Tag Archives: Canyon

Today in Texas History – April 14

From the Annals of the Museums–   In 1933, the Panhandle-Plains Historical Museum opened in Canyon.  The PPHM claims to be the first state museum in Texas.   The museum first began to take shape when an educator named Hattie Anderson moved to Canyon to teach history at West Texas State Normal College.  She saw an opportunity to preserve the quickly vanishing history of the Llano Estacado.  By early 1921, Anderson and L.F. Sheffy (the head of the college’s history department) joined seven other faculty members and around thirty students to organize the Panhandle-Plains Historical Society.  Together they began to collect and preserve the human and natural history of the region. They began soliciting support for their efforts, in the form of society memberships.  By 1932, the group had enough funds to begin construction of Pioneer Hall still the main building for the museum.  The Art Deco limestone structure features fine decorative stonework and, on its façade, carvings and bas reliefs depicting Western themes as well as Panhandle-Plains flora and fauna. More than 75 famous West Texas cattle brands surround the entrance.

Red personally recommends the PPHM as the best historical museum in the State.  A must see if you visit Canyon and expect to spend at least a couple of hours touring the excellent exhibits.

Today in Texas History – December 13

From the Annals of Higher Education – In 1930, J. Frank Norris, Baptist pastor and editor of The Fundamentalist, denounced Professor Joseph Leo Duflot of West Texas State Teachers College (now West Texas A&M University) at a rally in the courthouse square in Canyon.  Norris attacked  Duflot. the chairman of the sociology department, for teaching evolution and for his “modernist” philosophy.

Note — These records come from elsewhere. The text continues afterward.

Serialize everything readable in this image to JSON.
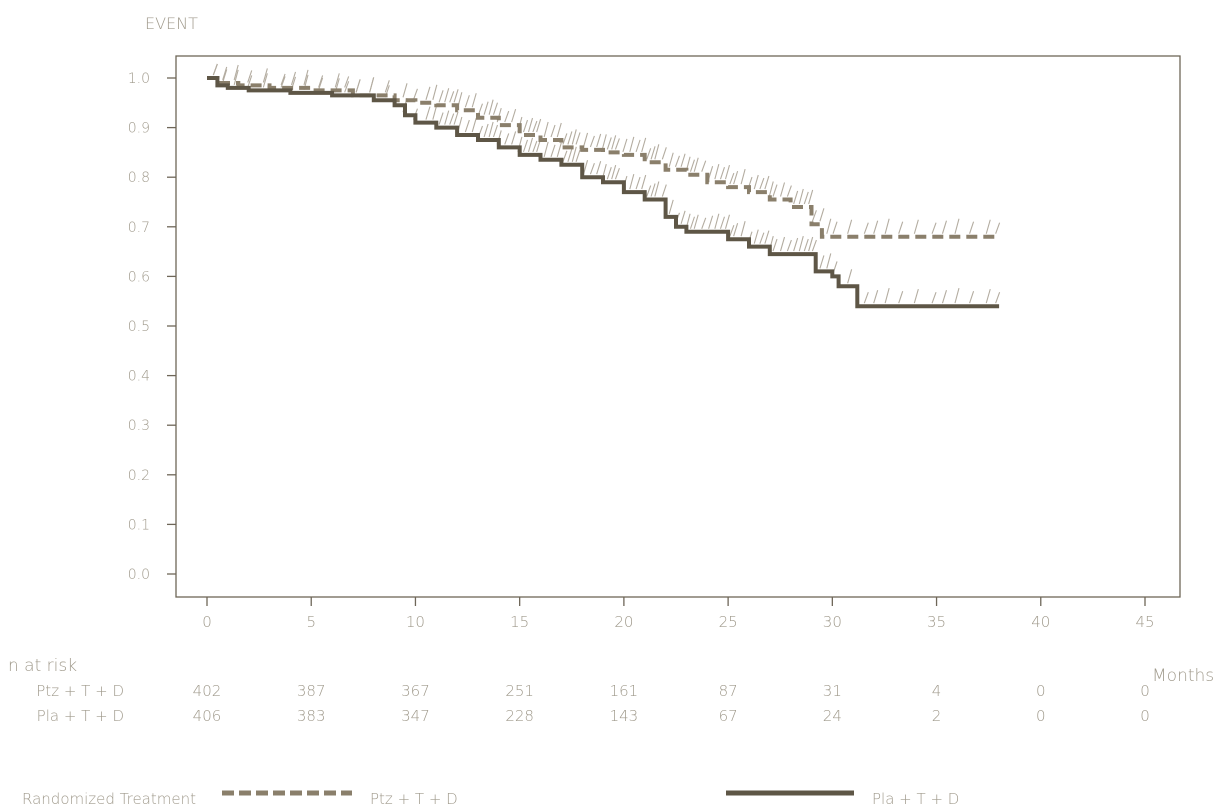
{
  "chart_data": {
    "type": "line",
    "title": "",
    "ylabel": "EVENT",
    "xlabel": "Months",
    "xlim": [
      0,
      45
    ],
    "ylim": [
      0,
      1
    ],
    "xticks": [
      "0",
      "5",
      "10",
      "15",
      "20",
      "25",
      "30",
      "35",
      "40",
      "45"
    ],
    "yticks": [
      "0.0",
      "0.1",
      "0.2",
      "0.3",
      "0.4",
      "0.5",
      "0.6",
      "0.7",
      "0.8",
      "0.9",
      "1.0"
    ],
    "grid": false,
    "legend_title": "Randomized Treatment",
    "legend_position": "bottom",
    "series": [
      {
        "name": "Ptz + T + D",
        "style": "dashed",
        "color": "#8a7f6b",
        "points": [
          [
            0,
            1.0
          ],
          [
            0.5,
            0.99
          ],
          [
            1.5,
            0.985
          ],
          [
            3,
            0.98
          ],
          [
            5,
            0.975
          ],
          [
            7,
            0.965
          ],
          [
            9,
            0.955
          ],
          [
            10,
            0.95
          ],
          [
            11,
            0.945
          ],
          [
            12,
            0.935
          ],
          [
            13,
            0.92
          ],
          [
            14,
            0.905
          ],
          [
            15,
            0.885
          ],
          [
            16,
            0.875
          ],
          [
            17,
            0.86
          ],
          [
            18,
            0.855
          ],
          [
            19,
            0.85
          ],
          [
            20,
            0.845
          ],
          [
            21,
            0.83
          ],
          [
            22,
            0.815
          ],
          [
            23,
            0.805
          ],
          [
            24,
            0.79
          ],
          [
            25,
            0.78
          ],
          [
            26,
            0.77
          ],
          [
            27,
            0.755
          ],
          [
            28,
            0.74
          ],
          [
            29,
            0.705
          ],
          [
            29.5,
            0.68
          ],
          [
            31,
            0.68
          ],
          [
            33,
            0.68
          ],
          [
            38,
            0.68
          ]
        ]
      },
      {
        "name": "Pla + T + D",
        "style": "solid",
        "color": "#5e5646",
        "points": [
          [
            0,
            1.0
          ],
          [
            0.5,
            0.985
          ],
          [
            1,
            0.98
          ],
          [
            2,
            0.975
          ],
          [
            4,
            0.97
          ],
          [
            6,
            0.965
          ],
          [
            8,
            0.955
          ],
          [
            9,
            0.945
          ],
          [
            9.5,
            0.925
          ],
          [
            10,
            0.91
          ],
          [
            11,
            0.9
          ],
          [
            12,
            0.885
          ],
          [
            13,
            0.875
          ],
          [
            14,
            0.86
          ],
          [
            15,
            0.845
          ],
          [
            16,
            0.835
          ],
          [
            17,
            0.825
          ],
          [
            18,
            0.8
          ],
          [
            19,
            0.79
          ],
          [
            20,
            0.77
          ],
          [
            21,
            0.755
          ],
          [
            22,
            0.72
          ],
          [
            22.5,
            0.7
          ],
          [
            23,
            0.69
          ],
          [
            25,
            0.675
          ],
          [
            26,
            0.66
          ],
          [
            27,
            0.645
          ],
          [
            28,
            0.645
          ],
          [
            29,
            0.645
          ],
          [
            29.2,
            0.61
          ],
          [
            30,
            0.6
          ],
          [
            30.3,
            0.58
          ],
          [
            31,
            0.58
          ],
          [
            31.2,
            0.54
          ],
          [
            33,
            0.54
          ],
          [
            38,
            0.54
          ]
        ]
      }
    ],
    "risk_table": {
      "title": "n at risk",
      "times": [
        0,
        5,
        10,
        15,
        20,
        25,
        30,
        35,
        40,
        45
      ],
      "rows": [
        {
          "label": "Ptz + T + D",
          "values": [
            "402",
            "387",
            "367",
            "251",
            "161",
            "87",
            "31",
            "4",
            "0",
            "0"
          ]
        },
        {
          "label": "Pla + T + D",
          "values": [
            "406",
            "383",
            "347",
            "228",
            "143",
            "67",
            "24",
            "2",
            "0",
            "0"
          ]
        }
      ]
    }
  }
}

Duflot had already been dismissed by the First Presbyterian Church of Canyon in 1921 for attempting to reconcile evolution with the biblical account of creation and questioning the complete veracity of the Bible. Norris had invited Duflot to a debate on December 12.  Duflot cordially declined and instead played golf that day. At the rally Norris condemned Duflot as “an orangutang, God-denying, Bible-destroying, evolutionist professor” and called for him to be fired by the College.  In reaction, the board of regents conducted a hearing into the issue, but Duflot emerged unscathed and continued to teach until he retired in 1955.  Norris was a notorious scumbag who was charged with arson and murder (escaping conviction each time) and an ardent racist who supported the Ku Klux Klan – but all that is for another day.  The nine-iron is mightier than the demagogue.

Today in Texas History – July 27

From the Annals of Local Government –  In 1888, Randall County was organized. Among its first settlers were Lincoln Guy Conner and his wife, who grazed cattle in the vast Palo Duro Canyon area in the Panhandle. The Conners bought their land for three dollars an acre, built a half dugout, and established a general store and post office. When the county was organized, the dugout was a polling place. The Conners’ daughter was the first white child born in the county. In the spring of 1889 Conner laid out the townsite of Canyon City. He donated town lots to anyone willing to build a home or a business. Over the next two decades he became one of the growing city’s most prosperous citizens.